What if Greta is Right?

Teen climate activist Greta Thunberg has developed a high profile over the last year winning Time Magazine’s prestigious Person of the Year award in 2019 and speaking at many conferences, including most recently the World Economic Forum in Davos.

Greta’s message is simple.  The world needs to drastically reduce its emissions of greenhouse gases, principally carbon dioxide, and quickly.  The question is what happens if emissions are not reduced sufficiently and what is the necessary time frame to effect the reduction?  Greta says there is a global “carbon budget” which is the maximum amount of carbon the world can convert to carbon dioxide before the levels of atmospheric carbon dioxide hit a point where they are so high it becomes impossible to contain global warming and the change will be irreversible, unstable and uncontrollable.  Greta believes such a situation will probably lead to extreme weather patterns that it affects human civilisation as we presently know it.  According to figures cited by Greta, at the current rate of carbon dioxide emissions, the point where the “carbon budget” is fully expended is eight and a half years away.

Assuming Greta is right, what are the implications?  It is unlikely the extreme weather patterns she cites will suddenly appear out of nowhere in eight and a half years’ time. It is far more likely the world moves progressively from its current weather patterns to these more extreme ones.  What this will mean in practical terms is the current bush fires in Australia not only become the norm but become more extreme and more severe over the next few years; similarly, with droughts, floods, violent storms and other extreme weather conditions both in Australia and globally.

A logical response to these worsening weather-related incidents will be increased actions by governments.  As we saw with the Australian bush fires, politically having no climate change policy and doing very little as Australia topped the list of the world’s largest carbon polluters on a per capita basis was largely an electoral asset to the Coalition government in the May 2019 elections campaigning on the negative economic impacts of addressing climate change. However, this lack of coherent policy has now turned into a political liability.  Likely action, when and if it is taken, will centre on reducing the use of fossil fuels, which Amicus believes ultimately must be to make polluters pay for the costs of the pollution they are creating and thus provide economic incentives for them to pollute less within a market economy.

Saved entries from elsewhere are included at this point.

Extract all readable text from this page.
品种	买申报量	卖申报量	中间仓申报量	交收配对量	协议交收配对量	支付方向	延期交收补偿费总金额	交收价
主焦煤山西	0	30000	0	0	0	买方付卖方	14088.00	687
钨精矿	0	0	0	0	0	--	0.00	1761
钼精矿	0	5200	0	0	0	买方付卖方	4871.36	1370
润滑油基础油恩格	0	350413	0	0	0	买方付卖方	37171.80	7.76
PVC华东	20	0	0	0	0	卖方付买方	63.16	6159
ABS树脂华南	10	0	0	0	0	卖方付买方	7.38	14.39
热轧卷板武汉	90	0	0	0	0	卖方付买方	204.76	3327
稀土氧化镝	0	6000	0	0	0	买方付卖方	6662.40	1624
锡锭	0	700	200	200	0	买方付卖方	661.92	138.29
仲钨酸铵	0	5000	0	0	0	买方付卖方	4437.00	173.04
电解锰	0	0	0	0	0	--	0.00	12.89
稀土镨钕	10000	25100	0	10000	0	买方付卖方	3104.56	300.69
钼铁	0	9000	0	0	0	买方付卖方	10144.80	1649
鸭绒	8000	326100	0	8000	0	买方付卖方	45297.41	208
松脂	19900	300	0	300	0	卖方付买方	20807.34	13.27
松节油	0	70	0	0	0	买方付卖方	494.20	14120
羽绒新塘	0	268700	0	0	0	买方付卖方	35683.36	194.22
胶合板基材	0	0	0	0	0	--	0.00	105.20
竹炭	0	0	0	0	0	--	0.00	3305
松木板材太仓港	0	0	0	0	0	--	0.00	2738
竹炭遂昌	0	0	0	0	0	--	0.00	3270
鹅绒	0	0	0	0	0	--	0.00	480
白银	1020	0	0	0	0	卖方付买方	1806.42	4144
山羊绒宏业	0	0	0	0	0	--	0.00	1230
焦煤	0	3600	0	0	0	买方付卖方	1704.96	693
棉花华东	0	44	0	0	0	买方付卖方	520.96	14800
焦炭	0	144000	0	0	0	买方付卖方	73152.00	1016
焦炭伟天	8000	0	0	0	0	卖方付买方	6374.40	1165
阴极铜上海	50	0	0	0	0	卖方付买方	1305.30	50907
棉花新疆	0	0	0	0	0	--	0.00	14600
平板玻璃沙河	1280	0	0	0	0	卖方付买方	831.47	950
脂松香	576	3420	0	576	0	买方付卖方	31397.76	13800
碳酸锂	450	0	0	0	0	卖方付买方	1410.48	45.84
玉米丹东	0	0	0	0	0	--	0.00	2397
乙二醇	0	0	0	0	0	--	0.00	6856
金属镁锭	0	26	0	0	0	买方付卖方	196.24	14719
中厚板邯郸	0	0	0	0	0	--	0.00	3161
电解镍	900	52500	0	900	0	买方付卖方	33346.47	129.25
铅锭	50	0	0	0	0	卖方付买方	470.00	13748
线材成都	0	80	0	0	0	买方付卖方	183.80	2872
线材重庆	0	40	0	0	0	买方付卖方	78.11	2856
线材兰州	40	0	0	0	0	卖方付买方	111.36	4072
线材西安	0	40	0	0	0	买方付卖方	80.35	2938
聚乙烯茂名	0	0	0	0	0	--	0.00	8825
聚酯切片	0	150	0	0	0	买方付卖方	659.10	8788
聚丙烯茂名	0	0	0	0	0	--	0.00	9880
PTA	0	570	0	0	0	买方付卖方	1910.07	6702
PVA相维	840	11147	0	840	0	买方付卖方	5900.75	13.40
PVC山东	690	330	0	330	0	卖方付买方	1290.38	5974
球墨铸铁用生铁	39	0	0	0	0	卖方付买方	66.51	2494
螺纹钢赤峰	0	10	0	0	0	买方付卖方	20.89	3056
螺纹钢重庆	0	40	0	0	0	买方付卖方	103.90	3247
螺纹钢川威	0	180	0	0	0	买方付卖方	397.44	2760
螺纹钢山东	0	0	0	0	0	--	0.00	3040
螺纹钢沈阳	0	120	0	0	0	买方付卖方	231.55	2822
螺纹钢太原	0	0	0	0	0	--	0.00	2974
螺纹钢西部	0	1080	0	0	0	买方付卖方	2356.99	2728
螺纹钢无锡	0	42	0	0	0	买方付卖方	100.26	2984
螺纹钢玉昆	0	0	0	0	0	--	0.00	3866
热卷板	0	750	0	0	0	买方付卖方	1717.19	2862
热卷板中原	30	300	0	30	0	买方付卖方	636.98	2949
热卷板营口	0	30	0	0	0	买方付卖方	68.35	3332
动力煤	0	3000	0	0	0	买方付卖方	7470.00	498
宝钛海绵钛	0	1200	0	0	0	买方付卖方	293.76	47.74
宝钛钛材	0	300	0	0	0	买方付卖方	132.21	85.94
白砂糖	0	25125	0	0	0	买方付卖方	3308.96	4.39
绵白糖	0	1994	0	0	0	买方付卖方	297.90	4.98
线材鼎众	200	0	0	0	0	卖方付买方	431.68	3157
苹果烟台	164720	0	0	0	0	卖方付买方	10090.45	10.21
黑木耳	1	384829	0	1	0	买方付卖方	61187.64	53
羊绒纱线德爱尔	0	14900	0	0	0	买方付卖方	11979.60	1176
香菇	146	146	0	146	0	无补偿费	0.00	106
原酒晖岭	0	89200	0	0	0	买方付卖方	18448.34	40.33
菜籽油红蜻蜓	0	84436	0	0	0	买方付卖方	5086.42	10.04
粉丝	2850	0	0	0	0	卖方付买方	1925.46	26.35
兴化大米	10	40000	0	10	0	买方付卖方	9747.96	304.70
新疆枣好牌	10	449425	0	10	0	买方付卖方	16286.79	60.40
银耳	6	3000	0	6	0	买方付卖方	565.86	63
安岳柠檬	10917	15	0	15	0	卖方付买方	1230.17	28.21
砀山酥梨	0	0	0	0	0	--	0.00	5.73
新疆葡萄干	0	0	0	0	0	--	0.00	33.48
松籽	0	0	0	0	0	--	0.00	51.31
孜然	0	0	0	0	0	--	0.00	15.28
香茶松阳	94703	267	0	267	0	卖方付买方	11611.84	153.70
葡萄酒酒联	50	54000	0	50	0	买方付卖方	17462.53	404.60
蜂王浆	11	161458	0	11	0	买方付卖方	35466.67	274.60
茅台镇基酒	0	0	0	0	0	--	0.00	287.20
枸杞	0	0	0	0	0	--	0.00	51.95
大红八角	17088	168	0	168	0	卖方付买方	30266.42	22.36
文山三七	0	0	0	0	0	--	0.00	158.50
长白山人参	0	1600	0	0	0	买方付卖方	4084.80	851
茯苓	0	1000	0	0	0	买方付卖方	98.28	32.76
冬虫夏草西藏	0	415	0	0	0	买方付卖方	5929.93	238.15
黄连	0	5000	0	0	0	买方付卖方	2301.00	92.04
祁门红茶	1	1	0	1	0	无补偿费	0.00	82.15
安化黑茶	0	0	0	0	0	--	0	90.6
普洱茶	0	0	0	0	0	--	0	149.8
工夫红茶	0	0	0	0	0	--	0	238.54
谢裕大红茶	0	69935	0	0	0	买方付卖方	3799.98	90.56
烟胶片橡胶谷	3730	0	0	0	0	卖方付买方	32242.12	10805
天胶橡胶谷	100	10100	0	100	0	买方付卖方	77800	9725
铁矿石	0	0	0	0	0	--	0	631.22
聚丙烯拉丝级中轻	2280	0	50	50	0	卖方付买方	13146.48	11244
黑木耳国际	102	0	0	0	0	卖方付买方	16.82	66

Even if Greta is “half right”, the results of increased carbon pollution will most likely be the same but only over a longer time frame.  The populace in each country will demand their governments take action to reduce emissions and the extremity of these actions will be proportional to the severity of the weather-related incidents those countries are experiencing.  The economic and social pain of taking action (e.g. loss of jobs by closing coal mines, transitioning to electric cars and flying less) will be balanced by the economic and social pain of not taking action (e.g. bush fires, floods, droughts, storms and rising sea levels).  Effects are unlikely to be confined within national borders.  Accounting for the costs of pollution will probably affect global trade, with importing countries charging exporting countries for the pollution caused by the manufacture and transport of their imported goods to put them on an even playing field with domestic industries where the domestic government already make these domestic polluters pay.

Amicus believes this will create both investment risks and opportunities.  For conservative Australian investors who generally place monies with banks and other authorised deposit taking institutions, the immediate risks will be limited.  Smaller ADI’s have balance sheets largely dominated by residential mortgages and unless there are large exposures to rural properties in fire or flood affected areas, the risk is confined to the overall economic impacts of a global or domestic recession causing falling house prices and rising unemployment.  This does not seem an immediate threat. 

The major banks will have exposures to fossil fuel industries, but these are likely to be tightly managed and many of these are to integrated companies, such as AGL who are transitioning from fossil fuels to renewables so they may themselves benefit from the transition if they manage their businesses well.  Loan losses, if they occur, can likely be contained.  Last week, the Bank of International Settlements in their “Green Swan” paper suggested there was a risk central banks would need to purchase loans made by commercial banks to coal mines and power stations to avert another financial crisis. Amicus thinks this is unlikely in Australia as the major banks are robust financially and have only moderate exposures. ANZ announced in early January it was shedding about $700 million of its exposure to thermal coal in the next four years, bringing its total exposure down to under $300 million, a figure comparable to those of CBA and NAB.

A third set of ADI’s are those linked to insurance companies (AMP, Suncorp, etc). Again these risks are likely manageable because these companies will themselves re-insure their risks and manage them as part of a wider diversified portfolio.  Further, many weather related risks will simply become “uninsurable” as insurers withdraw from the market so risk will be transferred to the home-owner who is forced to bear the financial risk of choosing to live in a bush fire prone area (or one prone to flooding or storms) rather than investors in the insurance company.